A melhor forma de prevenir este cancro, que é essencialmente causado por hábitos e comportamentos de risco, é evitar, reduzir ou anular os hábitos e comportamentos de risco. Ou seja, não iniciar ou reduzir/anular o consumo de tabaco e de álcool. No que diz respeito ao HPV, evitar relações sexuais desprotegidas com múltiplos parceiros e cumprir o plano nacional de vacinação, que inclui a vacina anti-HPV a crianças e adolescentes do género feminino e, mais recentemente, masculino.

Qual a importância da vacinação contra o HPV?
Como já referido, a infeção por HPV é um fator de risco para cancro da orofaringe. A vacinação reduz as taxas da infeção e, consequentemente, os casos de cancro da orofaringe associados a infeção. Para tal, foi muito importante alargar a vacinação aos rapazes.

Quais os principais desafios no tratamento e seguimento destes doentes?
É uma doença que frequentemente afeta pessoas com fatores de risco muito enraizados, particularmente o consumo de tabaco e álcool. A evicção destes hábitos é fundamental para o processo de cura e muitas vezes não é fácil.

O facto de ser diagnosticada em fase avançada em mais de metade dos casos torna o tratamento muito mais complexo e aumenta a probabilidade de complicações. Novamente, falamos de complicações que muitas vezes afetam funções vitais como respirar e alimentar-se, e também a função muito importante da fala, como elemento principal da comunicação.

Todos estes desafios obrigam as equipas a organizar-se e trabalhar de forma interligada, como uma cadeia em que todos os elos são importante e contam, desde as especialidades diagnósticas e terapêuticas às especialidades e valências de suporte e reabilitação, sendo que o elo mais importante é o doente, os seus próximos e o seu ambiente.

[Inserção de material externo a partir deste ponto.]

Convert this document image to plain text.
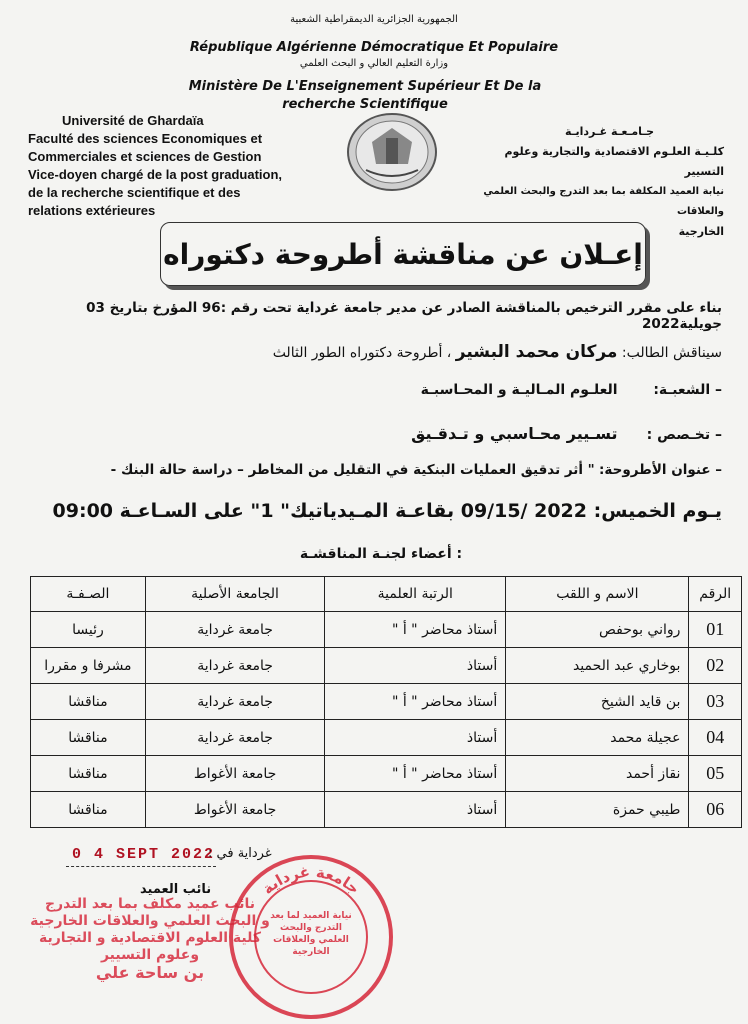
الجمهورية الجزائرية الديمقراطية الشعبية
République Algérienne Démocratique Et Populaire
وزارة التعليم العالي و البحث العلمي
Ministère De L'Enseignement Supérieur Et De la recherche Scientifique
Université de Ghardaïa
Faculté des sciences Economiques et
Commerciales et sciences de Gestion
Vice-doyen chargé de la post graduation,
de la recherche scientifique et des
relations extérieures
جـامـعـة غـردايـة
كلـيـة العلـوم الاقتصادية والتجارية وعلوم التسيير
نيابة العميد المكلفة بما بعد التدرج والبحث العلمي والعلاقات
الخارجية
إعـلان عن مناقشة أطروحة دكتوراه
بناء على مقرر الترخيص بالمناقشة الصادر عن مدير جامعة غرداية تحت رقم :96 المؤرخ بتاريخ 03 جويلية2022
سيناقش الطالب: مركان محمد البشير ، أطروحة دكتوراه الطور الثالث
– الشعبـة: العلـوم المـاليـة و المحـاسبـة
– تخـصص : تسـيير محـاسبي و تـدقـيق
– عنوان الأطروحة: " أثر تدقيق العمليات البنكية في التقليل من المخاطر – دراسة حالة البنك -
يـوم الخميس: 2022 /09/15 بقاعـة المـيدياتيك" 1" على السـاعـة 09:00
أعضاء لجنـة المناقشـة :
الرقم	الاسم و اللقب	الرتبة العلمية	الجامعة الأصلية	الصـفـة
01	رواني بوحفص	أستاذ محاضر " أ "	جامعة غرداية	رئيسا
02	بوخاري عبد الحميد	أستاذ	جامعة غرداية	مشرفا و مقررا
03	بن قايد الشيخ	أستاذ محاضر " أ "	جامعة غرداية	مناقشا
04	عجيلة محمد	أستاذ	جامعة غرداية	مناقشا
05	نقاز أحمد	أستاذ محاضر " أ "	جامعة الأغواط	مناقشا
06	طيبي حمزة	أستاذ	جامعة الأغواط	مناقشا
0 4 SEPT 2022
غرداية في :
نائب العميد
نائب عميد مكلف بما بعد التدرج
و البحث العلمي والعلاقات الخارجية
كلية العلوم الاقتصادية و التجارية
وعلوم التسيير
بن ساحة علي
جامعة غرداية
نيابة العميد لما بعد التدرج والبحث العلمي والعلاقات الخارجية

A 11.ª Campanha de Sensibilização para o Cancro da Cabeça e Pescoço – Make Sense tem como foco a prevenção primária, secundária e terciária. Pode explicar em que consiste cada uma delas e a sua importância?

A prevenção primária diz respeito à prevenção da doença e promoção da saúde. É o que o GECCP planeia fazer com as ações educativas em escolas de todo o país – explicar aos adolescentes quais são os fatores de risco e a importância de os evitar.

A prevenção secundária diz respeito à deteção precoce dos problemas de forma a reverter o processo de doença e diminuir as recorrências. Neste caso, vamos atuar nas sessões de diagnóstico precoce (apelidadas de rastreio a nível europeu, por motivos comunicacionais, mas que já vimos que são de diagnóstico precoce) em Lisboa e no Porto. Vamos também promover sessões formativas para os Cuidados de Saúde Primários a nível nacional, de forma a aumentar o conhecimento sobre o diagnóstico precoce e quando referenciar.

A prevenção terciária diz respeito à mitigação dos efeitos da doença e tratamentos e ajudar os doentes a viver com a doença e sequelas terapêuticas. A este nível, estamos há vários anos, a comunicar com as entidades reguladoras de forma a finalmente ver implementado o Despacho n.º 15135/2016 de apoio à reabilitação oral e contamos que esteja para breve. Novamente a ação formativa de alcance nacional para os cuidados de saúde primários e o documento de ‘Recomendações GECCP dos cuidados aos sobreviventes de cancro da cabeça e pescoço’, lançado e distribuído no ano passado por todos os ACES têm, ambas, o objetivo de auxiliar as equipas na promoção da melhor reabilitação, integrada nos cuidados de saúde destes doentes.